Beberapa tahun lalu, di sebuah pengajian kitab yang terbuka untuk umum, almarhum Mbah Maimun Zubair ketika memberi pengantar tentang kealiman para tokoh di balik kitab tersebut. Tiba-tiba beliau berseloroh kepada Gus Baha’ yang waktu itu juga hadir. “Nek kowe karo aku pinter endi, Ha’?”
Dengan wajah tersenyum, Gus Baha’ menjawab spontan, “Pinter kula sekedhik, Mbah…”
Mbah Maimun tertawa. Demikian juga para hadirin. Kisah itu, saya dapatkan dari seorang sahabat yang tinggal di Yogya, tapi rajin sowan ke Mbah Maimun.
Seloroh tersebut bukan hanya menunjukkan kedekatan Mbah Maimun dengan salah satu santrinya yang punya kadar kealiman mendalam. Kalau tidak diakui kealimannya, rasanya tidak mungkin Mbah Maimun bertanya demikian kepada Gus Baha’. Dan tentu saja menunjukkan hubungan yang ‘istimewa’ antara sang kiai dengan sang santri. Kalau Anda rajin mendengarkan pengajian Gus Baha’, nama orang alim yang paling sering disebut beliau adalah Mbah Maimun, selain itu tentu saja nama ayah Gus Baha’ sendiri.

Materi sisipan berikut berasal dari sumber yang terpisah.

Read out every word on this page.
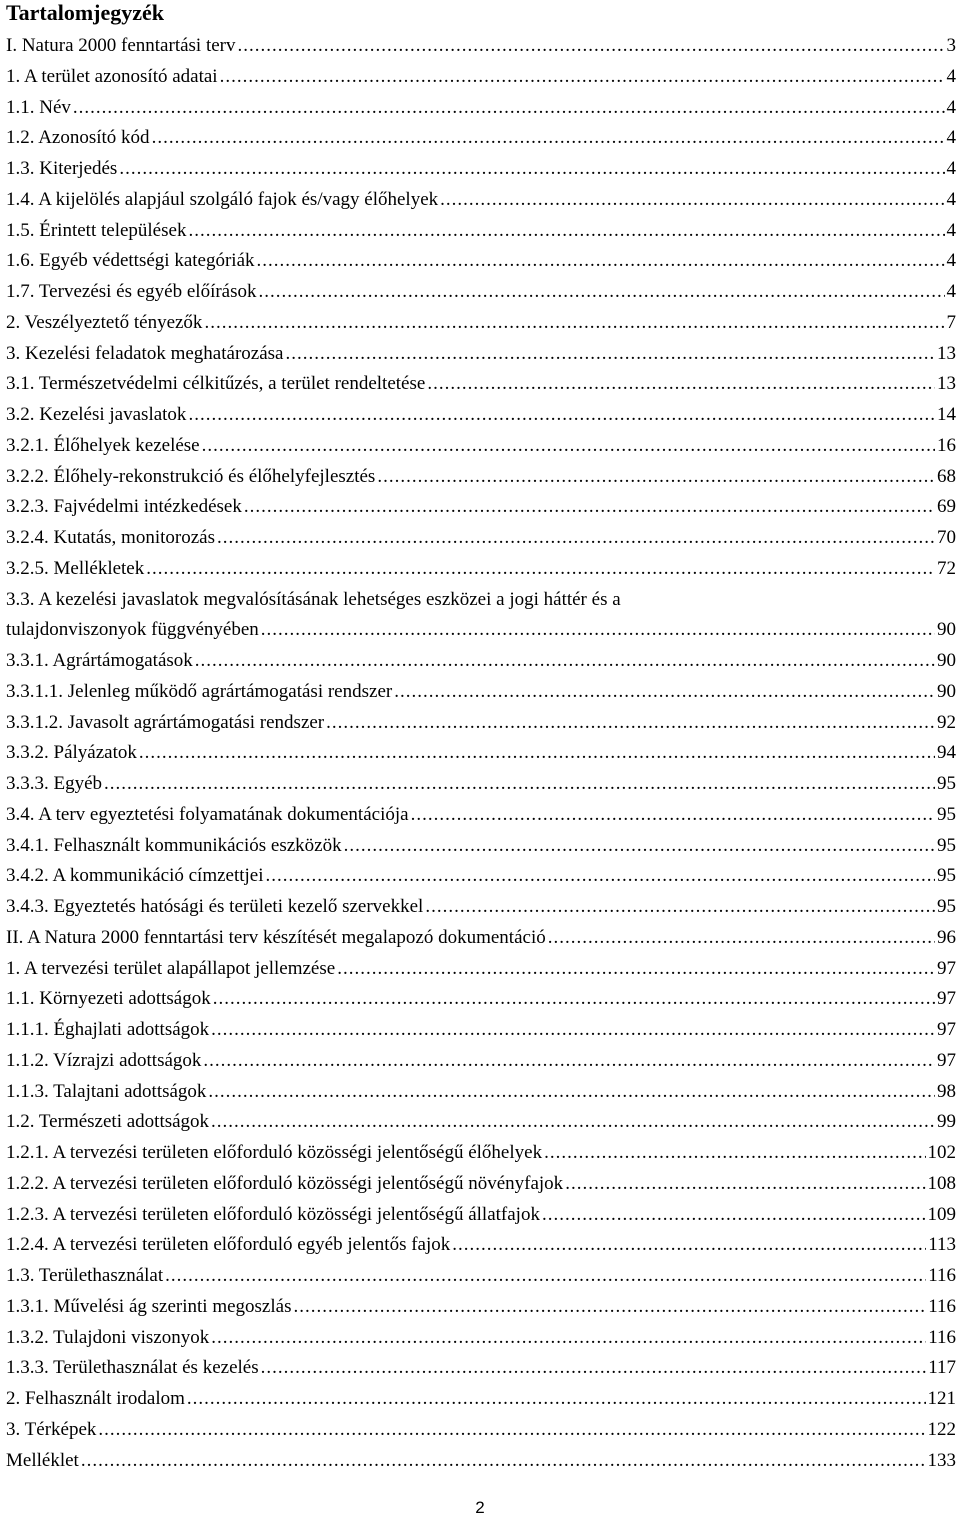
Tartalomjegyzék
I. Natura 2000 fenntartási terv .....	3
1. A terület azonosító adatai .....	4
1.1. Név .....	4
1.2. Azonosító kód .....	4
1.3. Kiterjedés .....	4
1.4. A kijelölés alapjául szolgáló fajok és/vagy élőhelyek .....	4
1.5. Érintett települések .....	4
1.6. Egyéb védettségi kategóriák .....	4
1.7. Tervezési és egyéb előírások .....	4
2. Veszélyeztető tényezők .....	7
3. Kezelési feladatok meghatározása .....	13
3.1. Természetvédelmi célkitűzés, a terület rendeltetése .....	13
3.2. Kezelési javaslatok .....	14
3.2.1. Élőhelyek kezelése .....	16
3.2.2. Élőhely-rekonstrukció és élőhelyfejlesztés .....	68
3.2.3. Fajvédelmi intézkedések .....	69
3.2.4. Kutatás, monitorozás .....	70
3.2.5. Mellékletek .....	72
3.3. A kezelési javaslatok megvalósításának lehetséges eszközei a jogi háttér és a
tulajdonviszonyok függvényében .....	90
3.3.1. Agrártámogatások .....	90
3.3.1.1. Jelenleg működő agrártámogatási rendszer .....	90
3.3.1.2. Javasolt agrártámogatási rendszer .....	92
3.3.2. Pályázatok .....	94
3.3.3. Egyéb .....	95
3.4. A terv egyeztetési folyamatának dokumentációja .....	95
3.4.1. Felhasznált kommunikációs eszközök .....	95
3.4.2. A kommunikáció címzettjei .....	95
3.4.3. Egyeztetés hatósági és területi kezelő szervekkel .....	95
II. A Natura 2000 fenntartási terv készítését megalapozó dokumentáció .....	96
1. A tervezési terület alapállapot jellemzése .....	97
1.1. Környezeti adottságok .....	97
1.1.1. Éghajlati adottságok .....	97
1.1.2. Vízrajzi adottságok .....	97
1.1.3. Talajtani adottságok .....	98
1.2. Természeti adottságok .....	99
1.2.1. A tervezési területen előforduló közösségi jelentőségű élőhelyek .....	102
1.2.2. A tervezési területen előforduló közösségi jelentőségű növényfajok .....	108
1.2.3. A tervezési területen előforduló közösségi jelentőségű állatfajok .....	109
1.2.4. A tervezési területen előforduló egyéb jelentős fajok .....	113
1.3. Területhasználat .....	116
1.3.1. Művelési ág szerinti megoszlás .....	116
1.3.2. Tulajdoni viszonyok .....	116
1.3.3. Területhasználat és kezelés .....	117
2. Felhasznált irodalom .....	121
3. Térképek .....	122
Melléklet .....	133
2
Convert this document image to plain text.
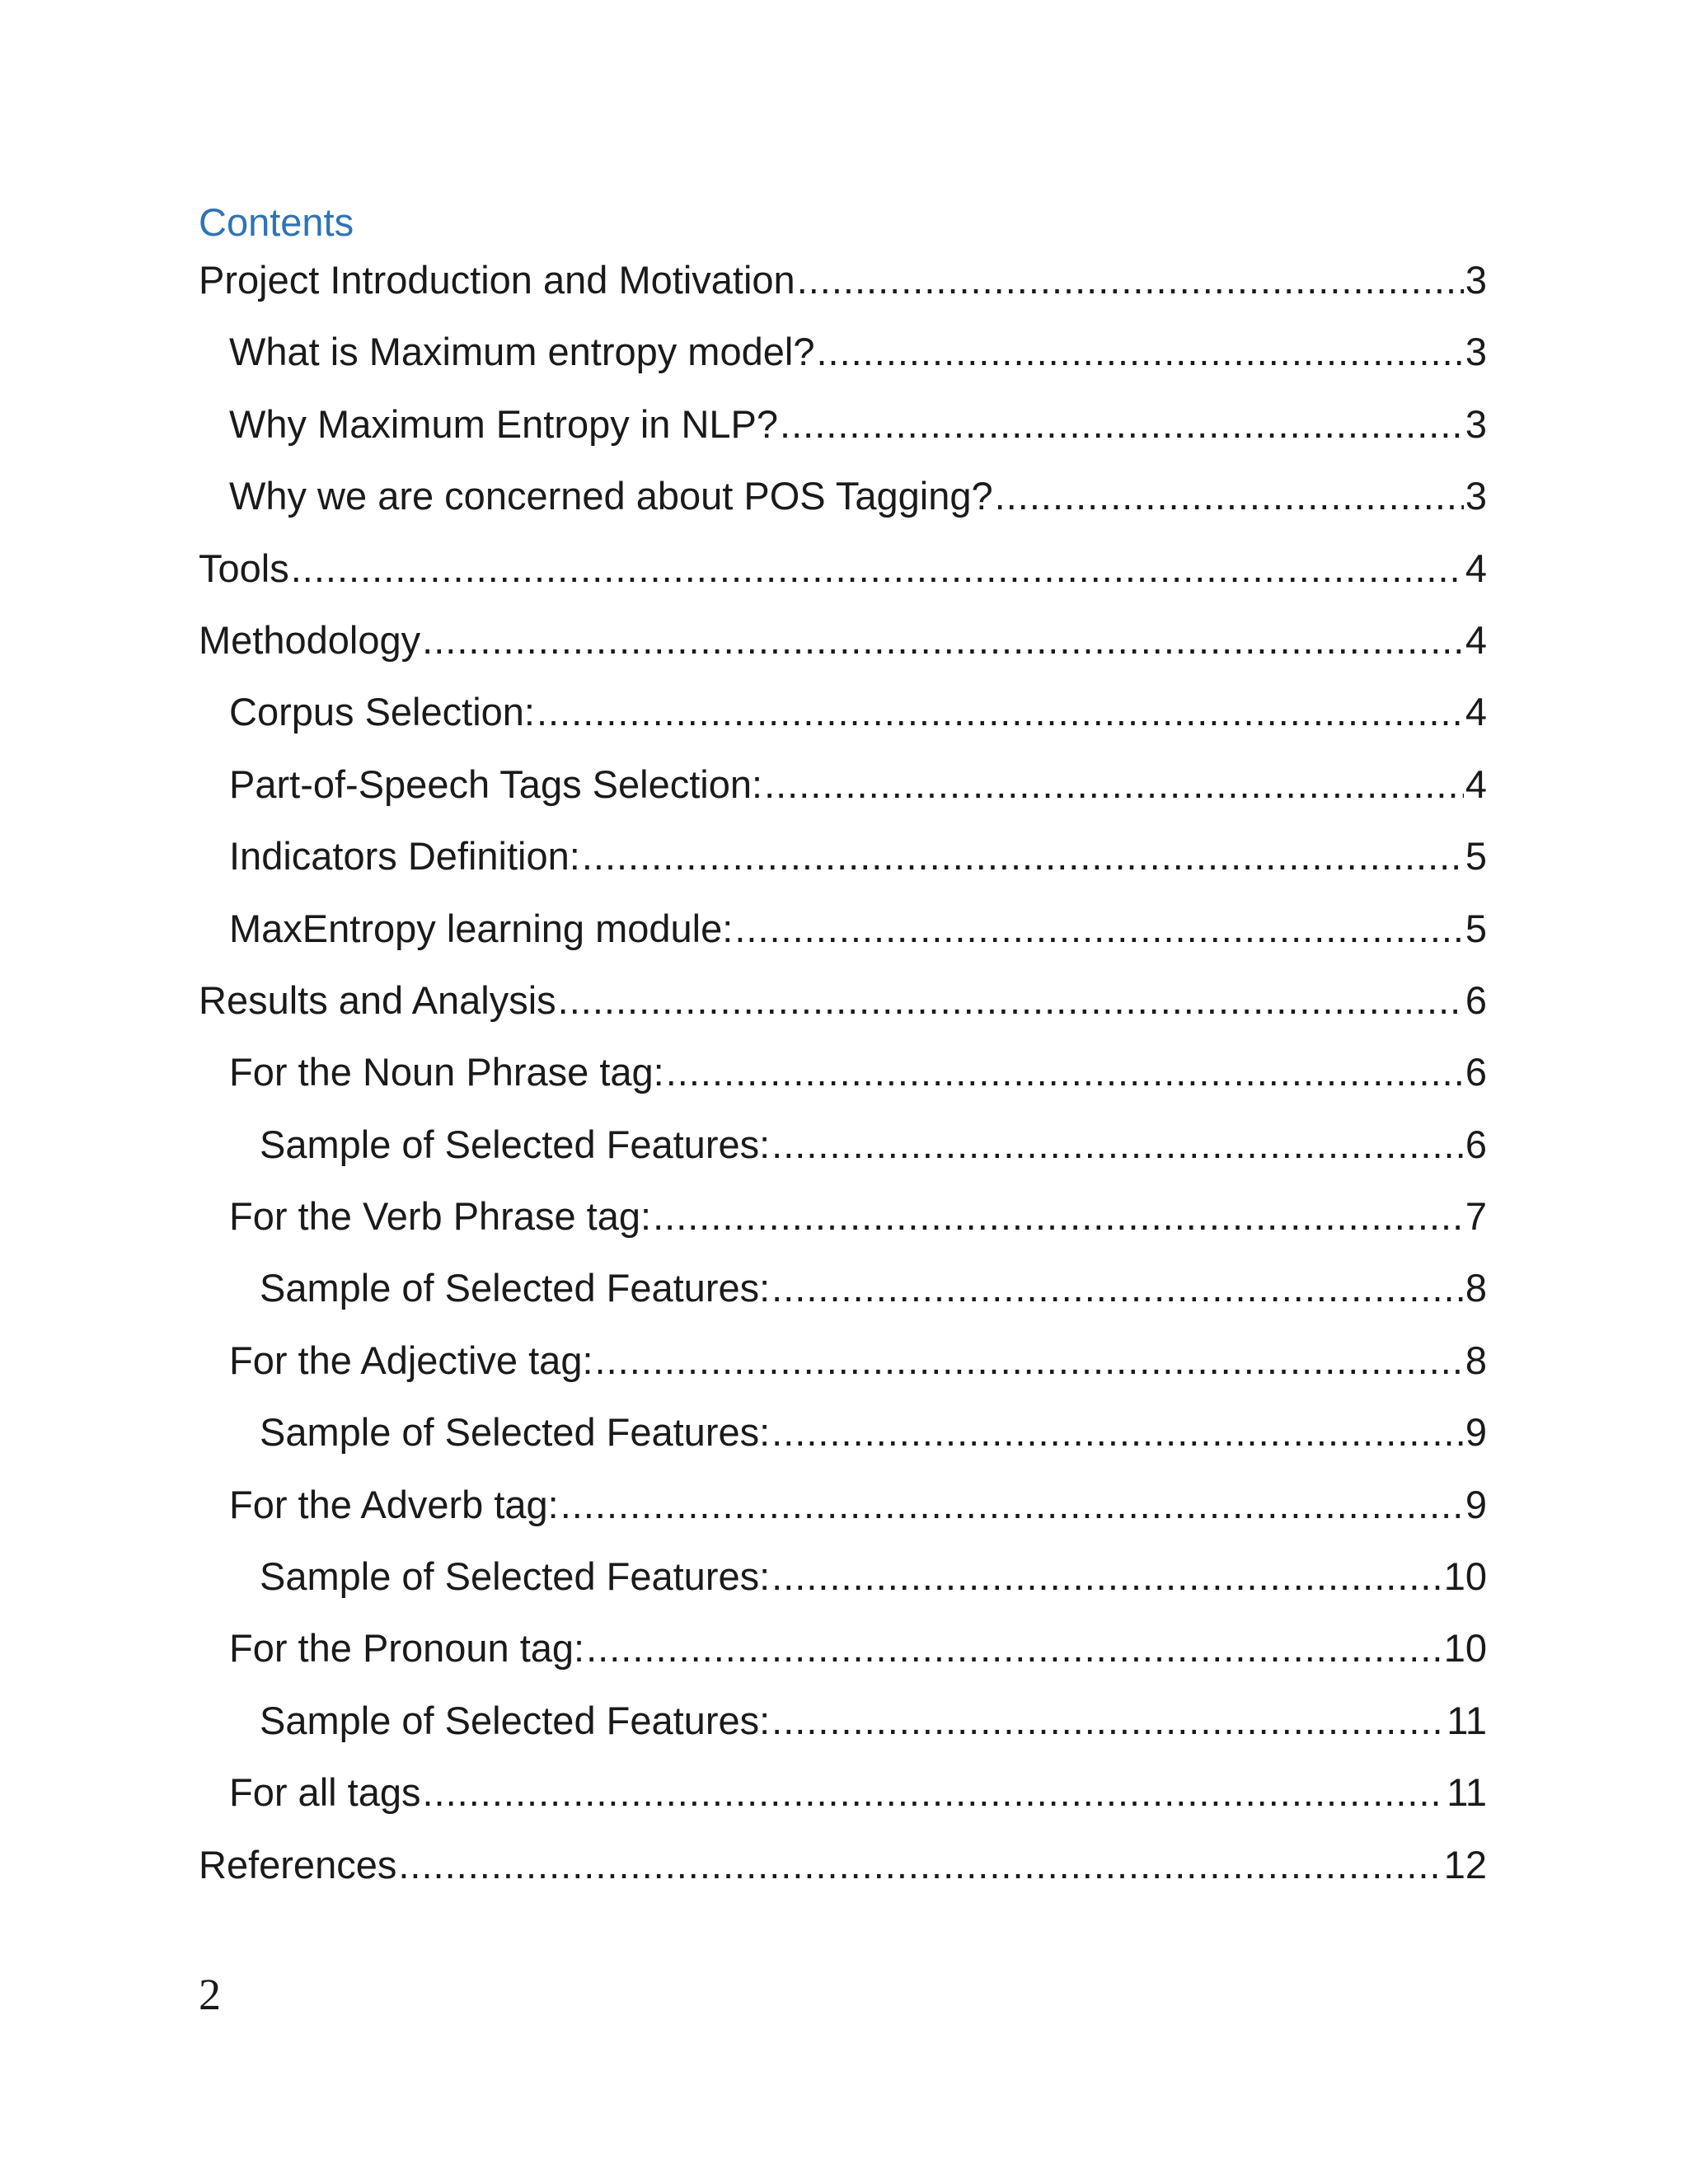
Contents
Project Introduction and Motivation .....	3
What is Maximum entropy model? .....	3
Why Maximum Entropy in NLP? .....	3
Why we are concerned about POS Tagging? .....	3
Tools .....	4
Methodology .....	4
Corpus Selection: .....	4
Part-of-Speech Tags Selection: .....	4
Indicators Definition: .....	5
MaxEntropy learning module: .....	5
Results and Analysis .....	6
For the Noun Phrase tag: .....	6
Sample of Selected Features: .....	6
For the Verb Phrase tag: .....	7
Sample of Selected Features: .....	8
For the Adjective tag: .....	8
Sample of Selected Features: .....	9
For the Adverb tag: .....	9
Sample of Selected Features: .....	10
For the Pronoun tag: .....	10
Sample of Selected Features: .....	11
For all tags .....	11
References .....	12
2
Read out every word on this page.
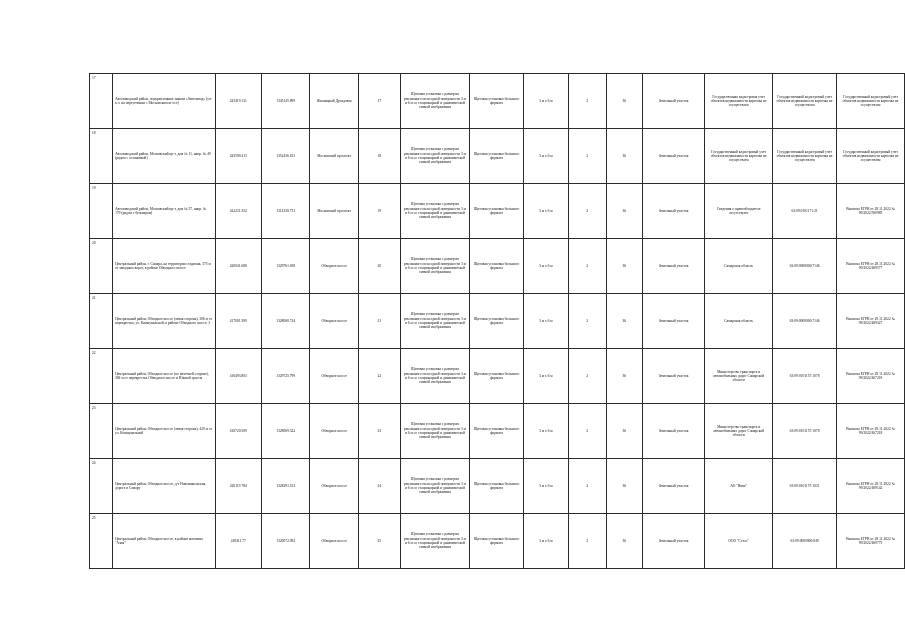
17	Автозаводский район, подкрепленные знаком «Автозавод» (уч-к л. на пересечении с Московским ш-осе)	425419.131	1345145.899	Жилищный Дроздовая	17	Щитовая установка с размером рекламного поля одной поверхности 3 м и 6 м со стационарной и динамической сменой изображения	Щитовая установка большого формата	3 м х 6 м	2	36	Земельный участок	Государственная кадастровая учет объектов недвижимости карточка не осуществлен	Государственный кадастровый учет объектов недвижимости карточка не осуществлен	Государственный кадастровый учет объектов недвижимости карточка не осуществлен
18	Автозаводский район, Московский пр-т, дом № 11, напр. № 49 (рядом с остановкой)	425590.413	1352436.813	Московский проспект	18	Щитовая установка с размером рекламного поля одной поверхности 3 м и 6 м со стационарной и динамической сменой изображения	Щитовая установка большого формата	3 м х 6 м	2	36	Земельный участок	Государственный кадастровый учет объектов недвижимости карточка не осуществлен	Государственный кадастровый учет объектов недвижимости карточка не осуществлен	Государственный кадастровый учет объектов недвижимости карточка не осуществлен
19	Автозаводский район, Московский пр-т, дом № 57, напр. № 179 (рядом с бульваром)	422231.352	1314330.731	Московский проспект	19	Щитовая установка с размером рекламного поля одной поверхности 3 м и 6 м со стационарной и динамической сменой изображения	Щитовая установка большого формата	3 м х 6 м	2	36	Земельный участок	Сведения о правообладателе отсутствуют	63:09:0101171:21	Выписка ЕГРН от 28.11.2022 № 99/2022/500985
20	Центральный район, г. Самара, на территории стадиона, 375 м от западных ворот, в районе Обводного шоссе	420041.688	1329761.658	Обводное шоссе	20	Щитовая установка с размером рекламного поля одной поверхности 3 м и 6 м со стационарной и динамической сменой изображения	Щитовая установка большого формата	3 м х 6 м	2	36	Земельный участок	Самарская область	63:09:0000000:7146	Выписка ЕГРН от 28.11.2022 № 99/2022/469577
21	Центральный район, Обводное шоссе (левая сторона), 306 м от перекрестка, ул. Коммунальной, в районе Обводного шоссе, 3	417001.589	1328068.744	Обводное шоссе	21	Щитовая установка с размером рекламного поля одной поверхности 3 м и 6 м со стационарной и динамической сменой изображения	Щитовая установка большого формата	3 м х 6 м	2	36	Земельный участок	Самарская область	63:09:0000000:7146	Выписка ЕГРН от 29.11.2022 № 99/2022/469327
22	Центральный район, Обводное шоссе (по нечетной стороне), 384 м от перекрестка Обводного шоссе и Южной трассы	416493.803	1329725.799	Обводное шоссе	22	Щитовая установка с размером рекламного поля одной поверхности 3 м и 6 м со стационарной и динамической сменой изображения	Щитовая установка большого формата	3 м х 6 м	2	36	Земельный участок	Министерство транспорта и автомобильных дорог Самарской области	63:09:0101157:1078	Выписка ЕГРН от 29.11.2022 № 99/2022/467218
23	Центральный район, Обводное шоссе (левая сторона), 420 м от ул. Коммунальной	416720.509	1328069.322	Обводное шоссе	23	Щитовая установка с размером рекламного поля одной поверхности 3 м и 6 м со стационарной и динамической сменой изображения	Щитовая установка большого формата	3 м х 6 м	2	36	Земельный участок	Министерство транспорта и автомобильных дорог Самарской области	63:09:0101157:1078	Выписка ЕГРН от 29.11.2022 № 99/2022/467218
24	Центральный район, Обводное шоссе, д/т Новоникольская, дорога в Самару	420119.784	1328291.513	Обводное шоссе	24	Щитовая установка с размером рекламного поля одной поверхности 3 м и 6 м со стационарной и динамической сменой изображения	Щитовая установка большого формата	3 м х 6 м	2	36	Земельный участок	АО "Нива"	63:09:0101157:1031	Выписка ЕГРН от 29.11.2022 № 99/2022/469142
25	Центральный район, Обводное шоссе, в районе магазина "Азия"	418411.77	1320072.092	Обводное шоссе	25	Щитовая установка с размером рекламного поля одной поверхности 3 м и 6 м со стационарной и динамической сменой изображения	Щитовая установка большого формата	3 м х 6 м	2	36	Земельный участок	ООО "Стэлс"	63:09:0000000:849	Выписка ЕГРН от 28.11.2022 № 99/2022/469775
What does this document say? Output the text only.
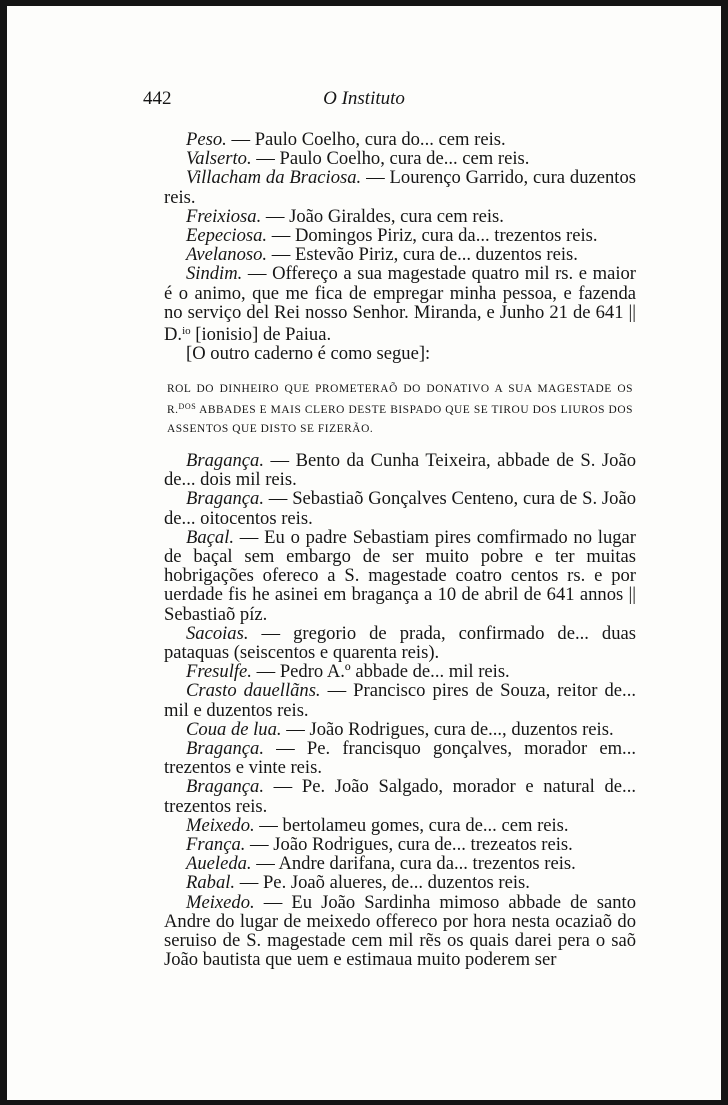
442	O Instituto

Peso. — Paulo Coelho, cura do... cem reis.

Valserto. — Paulo Coelho, cura de... cem reis.

Villacham da Braciosa. — Lourenço Garrido, cura duzentos reis.

Freixiosa. — João Giraldes, cura cem reis.

Eepeciosa. — Domingos Piriz, cura da... trezentos reis.

Avelanoso. — Estevão Piriz, cura de... duzentos reis.

Sindim. — Offereço a sua magestade quatro mil rs. e maior é o animo, que me fica de empregar minha pessoa, e fazenda no serviço del Rei nosso Senhor. Miranda, e Junho 21 de 641 || D.$^{io}$ [ionisio] de Paiua.

[O outro caderno é como segue]:

ROL DO DINHEIRO QUE PROMETERAÕ DO DONATIVO A SUA MAGESTADE OS R.$^{DOS}$ ABBADES E MAIS CLERO DESTE BISPADO QUE SE TIROU DOS LIUROS DOS ASSENTOS QUE DISTO SE FIZERÃO.

Bragança. — Bento da Cunha Teixeira, abbade de S. João de... dois mil reis.

Bragança. — Sebastiaõ Gonçalves Centeno, cura de S. João de... oitocentos reis.

Baçal. — Eu o padre Sebastiam pires comfirmado no lugar de baçal sem embargo de ser muito pobre e ter muitas hobrigações ofereco a S. magestade coatro centos rs. e por uerdade fis he asinei em bragança a 10 de abril de 641 annos || Sebastiaõ píz.

Sacoias. — gregorio de prada, confirmado de... duas pataquas (seiscentos e quarenta reis).

Fresulfe. — Pedro A.º abbade de... mil reis.

Crasto dauellãns. — Prancisco pires de Souza, reitor de... mil e duzentos reis.

Coua de lua. — João Rodrigues, cura de..., duzentos reis.

Bragança. — Pe. francisquo gonçalves, morador em... trezentos e vinte reis.

Bragança. — Pe. João Salgado, morador e natural de... trezentos reis.

Meixedo. — bertolameu gomes, cura de... cem reis.

França. — João Rodrigues, cura de... trezeatos reis.

Aueleda. — Andre darifana, cura da... trezentos reis.

Rabal. — Pe. Joaõ alueres, de... duzentos reis.

Meixedo. — Eu João Sardinha mimoso abbade de santo Andre do lugar de meixedo offereco por hora nesta ocaziaõ do seruiso de S. magestade cem mil rẽs os quais darei pera o saõ João bautista que uem e estimaua muito poderem ser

Di dalam bahasa Jawa, frasa ‘pinter-kula-sekedhik’ bisa diberi dua makna. Pertama, ‘kepintaran saya hanya sedikit’. Jika diberi makna ini, Gus Baha’ tentu saja sedang merendah di depan sang guru. Tapi bisa juga diberi diartikan ‘pintaran saya sedikit’. Tentu saja kalau dalam konteks seperti itu, Gus Baha’ sedang bercanda, mencandai gurunya. Bisa jadi memang Gus Baha’ lebih pintar dibanding Mbah Maimun, tapi tafsir itu tidak relevan dalam humor di atas. Beberapa kali bahkan, Gus Baha’ bersaksi, ciri khas Mbah Maimun itu senang guyon. Ayah Gus Baha’ juga seneng guyon. Makanya Gus Baha’ juga senang guyon.
Di salah satu pengajiannya, Gus Baha’ pernah membahas, seorang kiai yang bijak tidak pernah membedakan antara santri pintar dan santri bodoh. Salah satu yang dimaksud tentu saja Mbah Maimun. Cara pandang seperti itu juga diamini dan diyakini oleh Gus Baha’ sendiri. Itu bukan hanya perkara menghargai santri sebagai sesama makhluk Tuhan. Ada perkara lain…
Begini. Santri yang pintar, tentu saja menonjol. Kalau menonjol, tentu saja mudah terkenal. Kalau mudah terkenal, tentu saja punya akses terhadap apapun, baik itu secara ekonomi maupun politik. Walhasil, ‘karier’ santri seperti ini ujung-ujungnya adalah ‘berpolitik’. Bukan menjalankan laku sebagai orang alim yang mengajar mengaji.
Sementara santri ‘bodoh’ atau supaya lebih enak, mari kita sebut dengan ‘santri-kurang-pintar’, karena tidak terkenal, tidak menonjol, dan tidak punya akses kepada ekonomi, politik, apalagi kekuasaan, lebih memilih pulang ke kampungnya atau tinggal di kampung lain. Biasanya, di kampung, santri-kurang-pintar itu menjadi sosok yang paling pintar. Dia kemudian mengajar mengaji, jadi imam di masjid atau langgar, bikin pondok kecil, atau hal lain semacam itu. Sehingga ilmu yang didapatnya berbelas tahun di pondok menjadi berguna.
Tentu saja ini bukan soal mana jalan yang benar dan yang keliru bagi seorang santri. Perkara ini menunjukkan betapa jauh pemikiran para kiai, termasuk almarhum Mbah Maimun serta Gus Baha’. Pada titik itulah, guna sosial seseorang sesungguhnya tidak ada sangkut-pautnya dengan tingkat intelektualitasnya.
Ada banyak sekali orang di dunia ini, yang pikirannya pas-pasan, untuk tidak menyebut bodoh, tapi laku mereka luhur, menghasilkan banyak hal berguna di kehidupan kita.